ウェブならではの表示だとやはりメタファー的に問題があるのだろうか。
HTML5でビジネスをするには
HTML5で商人と職人の両方で何ができるのかを考えていかないといけない。 #cssnite_niigata3
― 笹川純一@DTPオペさん (@jdash2000) 4月 21, 2012
Webアプリでも電子書籍でも、アイデアを作りだし、それを活かす技術が必要。
これはHTML5限定で言える話ではないですが。
HTML5はあらゆるデジタルプラットフォームへ
Webテクノロジー、ブラウザー、OSの一体化がさらに進んでいくでしょう #cssnite_niigata3
― 笹川純一@DTPオペさん (@jdash2000) 4月 21, 2012
スマートフォン用のネイティブアプリもTitanium MobileのようなJavaScriptで作れるようになり、Windows 8ではパネルのアプリもJavaScriptで作れるようになってきました。

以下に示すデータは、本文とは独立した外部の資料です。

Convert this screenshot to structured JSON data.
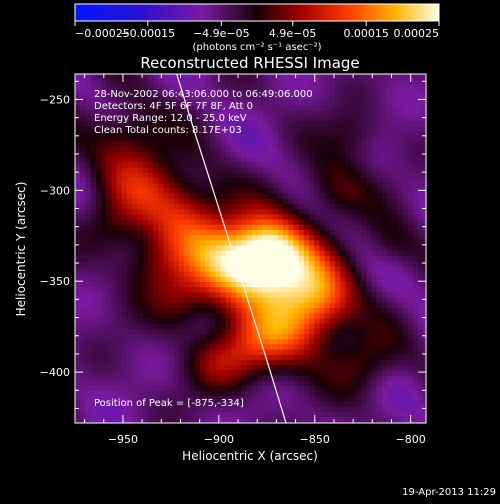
{
  "chart_data": {
    "type": "heatmap",
    "title": "Reconstructed RHESSI Image",
    "xlabel": "Heliocentric X (arcsec)",
    "ylabel": "Heliocentric Y (arcsec)",
    "xlim": [
      -975,
      -792
    ],
    "ylim": [
      -428,
      -236
    ],
    "x_ticks": [
      -950,
      -900,
      -850,
      -800
    ],
    "x_tick_labels": [
      "−950",
      "−900",
      "−850",
      "−800"
    ],
    "y_ticks": [
      -250,
      -300,
      -350,
      -400
    ],
    "y_tick_labels": [
      "−250",
      "−300",
      "−350",
      "−400"
    ],
    "colorbar": {
      "range": [
        -0.00025,
        0.00025
      ],
      "ticks": [
        -0.00025,
        -0.00015,
        -4.9e-05,
        4.9e-05,
        0.00015,
        0.00025
      ],
      "tick_labels": [
        "−0.00025",
        "−0.00015",
        "−4.9e−05",
        "4.9e−05",
        "0.00015",
        "0.00025"
      ],
      "unit_label": "(photons cm⁻² s⁻¹ asec⁻²)"
    },
    "annotations": {
      "time_range": "28-Nov-2002 06:43:06.000 to 06:49:06.000",
      "detectors": "Detectors: 4F 5F 6F 7F 8F, Att 0",
      "energy": "Energy Range: 12.0 - 25.0 keV",
      "method": "Clean     Total counts: 8.17E+03",
      "peak": "Position of Peak = [-875,-334]"
    },
    "peak": [
      -875,
      -334
    ],
    "limb_curve": [
      [
        -922,
        -236
      ],
      [
        -912,
        -270
      ],
      [
        -900,
        -310
      ],
      [
        -888,
        -350
      ],
      [
        -876,
        -390
      ],
      [
        -865,
        -428
      ]
    ],
    "timestamp": "19-Apr-2013 11:29"
  }
}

Mozillaが開発しているデバイスのBoot to GeckoやGoogleが開発しているOSのChrome OSでも同じことになるので、HTML5を理解し、身につけることで、様々なデジタルデバイスへのアプローチができるようになります。
これはなかなかエキサイティングです。
ひとつの技術を様々なデバイス(スクリーン)で活かせるわけですから夢が広がります…いやビジネスが広がりますと言った方が良いセッションか。
HTML5を勉強してみるかなという気になったセッションでした。